Obwohl in den großen Zeitungen
ausführlich über den Prozess berichtet wurde, ist umstritten, ob sie
tief in die Öffentlichkeit wirkten. Der Frankfurter
Generalstaatsanwalt Fritz Bauer, der den Prozess vor allem aus
pädagogischen Gründen angestrengt hatte, erhoffte sich von dem
Verfahren eine "Umwertung der Werte", ein Aufwachen aus dem
Verdrängen und Verschweigen der zu Ende gehenden Adenauer-Ära. Das
Resultat des Prozesses nannte er "mehr als negativ".

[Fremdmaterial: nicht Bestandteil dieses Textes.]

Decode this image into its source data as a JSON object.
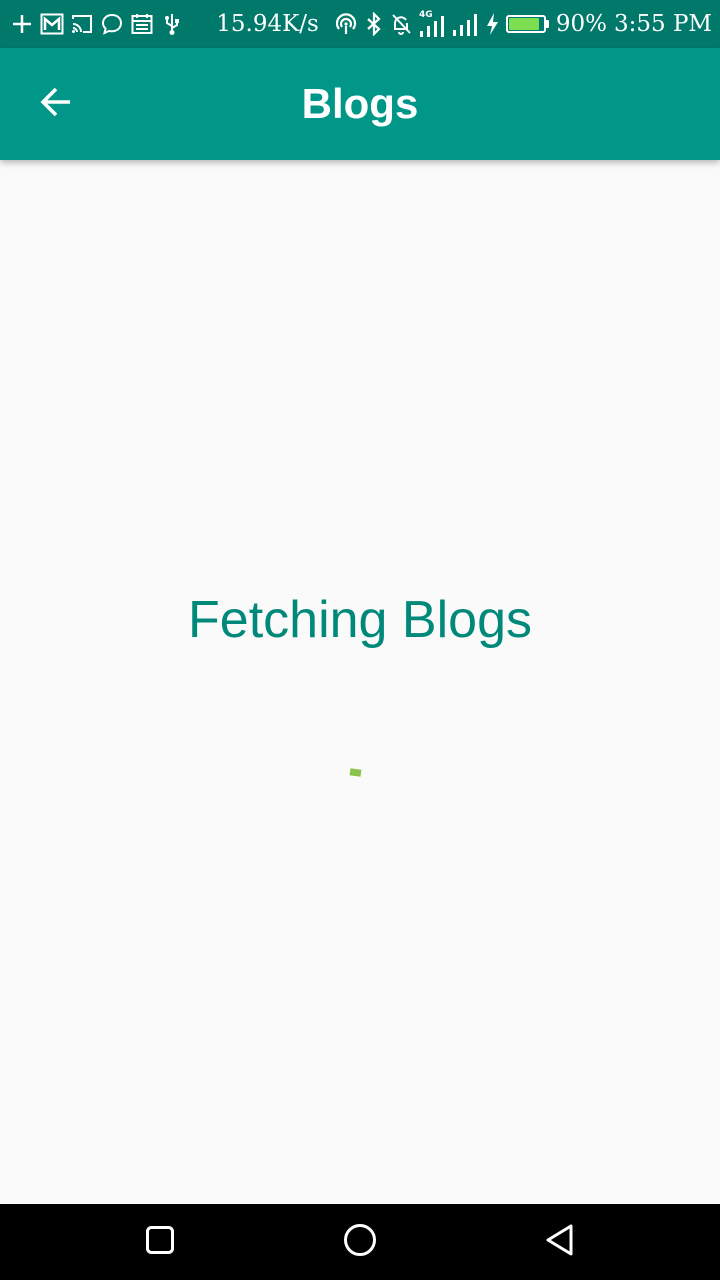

Heute gilt das Verfahren dennoch als
Wendepunkt in der Geschichte der Bundesrepublik. Micha Brumlik,
Leiter des Frankfurter Fritz-Bauer-Instituts, bewertet es als den
Beginn eines Verarbeitungsprozesses. "Plötzlich bekam das Böse Namen
und Gesicht, Alter und Adresse." Was Gesellschaft, Politik und
Geschichtswissenschaft nicht konnten oder wollten, übernahm die
Justiz: "den von Deutschen begangenen industriellen Massenmord
konkret aufzuklären". Das Verfahren habe sogar eventuell für das
Völkerrechtsstrafrecht, etwa in einem künftigen Prozess gegen Saddam
Hussein oder für das Kriegsverbrechertribunal in Den Haag, einen
"gewissen Vorbildcharakter".
Der Sozialhistoriker Hans-Ulrich Wehler
meint, mit dem Prozess habe die Auseinandersetzung mit dem Holocaust
in der deutschen Öffentlichkeit erst wirklich begonnen, gerade
Jüngeren wurde damals erst klar, was Auschwitz überhaupt war. Mit
Hilfe des Prozesses wurde nach Ansicht von Werner Bergmann vom
Zentrum für Antisemitismus-Forschung in Berlin auch verhindert, dass
sich die seit 1949 in der breiten Öffentlichkeit vorhandene Tendenz
durchsetzte, einen "Schlussstrich" ziehen zu wollen unter die
Beschäftigung mit der Vergangenheit. Dass die Holocaust-Morde auch
nach 20 Jahren nicht verjährten, sei eine Wirkung des Verfahrens in
Frankfurt gewesen, so der Soziologe.
Der Münchener Zeitgeschichtler Michael
Wolffsohn betont, dass mit dem Auschwitz-Prozess die mehr oder
minder freiwillige Beschäftigung der bundesdeutschen Gesellschaft
mit dem Massenmord begann. Insofern sei dies ein "wichtiger
Einschnitt". Auch der Potsdamer Historiker Julius Schoeps erkennt
den Prozess als "Zäsur" in der Auseinandersetzung mit dem Holocaust.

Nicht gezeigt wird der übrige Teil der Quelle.